A. P. Beard, M. G. Hunter and G. E. Lamming

The effect of oestradiol and progesterone concentrations on the uterine PGF2{alpha} response to oxytocin was investigated by measuring 13,14-dihydro-15-keto PGF2{alpha} (PGFM) secretion. One week after ovariectomy, 27 ewes were administered progestagen for 10 days followed by oestradiol for 2 days. Day 0 was designated as the time of the last 'oestrous' oestradiol injection.

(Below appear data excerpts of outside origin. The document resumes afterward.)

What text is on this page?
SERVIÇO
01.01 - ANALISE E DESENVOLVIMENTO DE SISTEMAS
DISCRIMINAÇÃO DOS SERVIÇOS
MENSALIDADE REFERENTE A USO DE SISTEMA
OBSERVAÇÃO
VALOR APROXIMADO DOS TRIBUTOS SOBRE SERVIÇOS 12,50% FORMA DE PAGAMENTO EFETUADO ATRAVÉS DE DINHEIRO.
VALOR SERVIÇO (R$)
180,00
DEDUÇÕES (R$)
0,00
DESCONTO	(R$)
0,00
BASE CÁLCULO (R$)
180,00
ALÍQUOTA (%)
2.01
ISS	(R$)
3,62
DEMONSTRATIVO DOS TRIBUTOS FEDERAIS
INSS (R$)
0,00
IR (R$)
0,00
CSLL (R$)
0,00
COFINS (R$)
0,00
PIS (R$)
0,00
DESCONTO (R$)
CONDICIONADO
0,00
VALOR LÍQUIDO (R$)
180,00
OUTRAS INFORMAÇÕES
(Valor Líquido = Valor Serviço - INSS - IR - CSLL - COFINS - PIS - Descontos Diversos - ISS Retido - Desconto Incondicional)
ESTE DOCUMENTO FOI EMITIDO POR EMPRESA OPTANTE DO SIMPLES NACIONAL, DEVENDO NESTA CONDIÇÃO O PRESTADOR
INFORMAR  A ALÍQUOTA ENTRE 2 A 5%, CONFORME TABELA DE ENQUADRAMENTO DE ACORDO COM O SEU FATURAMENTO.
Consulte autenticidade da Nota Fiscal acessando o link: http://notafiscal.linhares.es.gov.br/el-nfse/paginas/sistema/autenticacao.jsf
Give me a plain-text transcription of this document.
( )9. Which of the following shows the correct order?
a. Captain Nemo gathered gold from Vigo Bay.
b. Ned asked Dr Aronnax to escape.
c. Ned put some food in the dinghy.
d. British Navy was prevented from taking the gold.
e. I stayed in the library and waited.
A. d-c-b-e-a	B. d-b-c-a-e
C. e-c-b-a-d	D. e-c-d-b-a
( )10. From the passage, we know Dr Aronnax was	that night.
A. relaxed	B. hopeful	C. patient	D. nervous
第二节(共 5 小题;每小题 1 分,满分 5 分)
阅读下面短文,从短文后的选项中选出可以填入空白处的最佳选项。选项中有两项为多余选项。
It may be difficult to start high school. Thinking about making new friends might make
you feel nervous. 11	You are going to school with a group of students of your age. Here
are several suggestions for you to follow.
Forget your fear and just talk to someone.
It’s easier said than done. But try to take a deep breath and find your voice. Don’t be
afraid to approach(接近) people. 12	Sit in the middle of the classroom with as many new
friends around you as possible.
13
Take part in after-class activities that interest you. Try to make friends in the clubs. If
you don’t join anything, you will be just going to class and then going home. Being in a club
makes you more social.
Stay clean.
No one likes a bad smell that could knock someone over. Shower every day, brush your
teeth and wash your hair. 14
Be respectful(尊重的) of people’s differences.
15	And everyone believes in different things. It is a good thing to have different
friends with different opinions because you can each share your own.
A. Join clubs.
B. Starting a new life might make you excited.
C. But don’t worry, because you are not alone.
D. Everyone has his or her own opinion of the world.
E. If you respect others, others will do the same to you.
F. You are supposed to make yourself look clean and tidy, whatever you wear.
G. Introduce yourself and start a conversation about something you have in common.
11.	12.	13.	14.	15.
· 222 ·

Six groups of ewes (n = 4) were then treated for 12 days with a high or low dose of progesterone (36 or 12 mg day–1) either alone or with a high or low dose of oestradiol (36 or 12 µg day–1) administered (in 1 ml of corn oil by i.m. injection, at intervals of 8 h) in a pattern designed to simulate a natural oestrous cycle profile. A control group (n = 3) was given corn oil alone. Ewes were treated with 1 µg oxytocin (i.v.) on days 4, 8 and 12 of the simulated cycle and plasma was collected for assay of PGFM. An oxytocin-induced PGFM response occurred only on day 12, when the response was suppressed by high doses of progesterone and stimulated by high oestradiol doses. There was a significant effect of progesterone (P < 0.05) and a highly significant effect of oestradiol (P < 0.01) on the pattern of PGFM release in response to oxytocin. Low progesterone/high oestradiol stimulated the largest and most sustained increase in PGFM following oxytocin. There was a significant relationship between the oestradiol:progesterone ratio and the mean PGFM response on day 12 (P < 0.05). This is the first demonstration of a quantitative effect of steroid hormone concentrations on the PGFM response to oxytocin in ewes, and indicates that in early pregnancy, ewes with a high oestradiol:progesterone ratio may generate larger PGF2{alpha} episodes thus increasing the risk of a failure of the maternal recognition of pregnancy.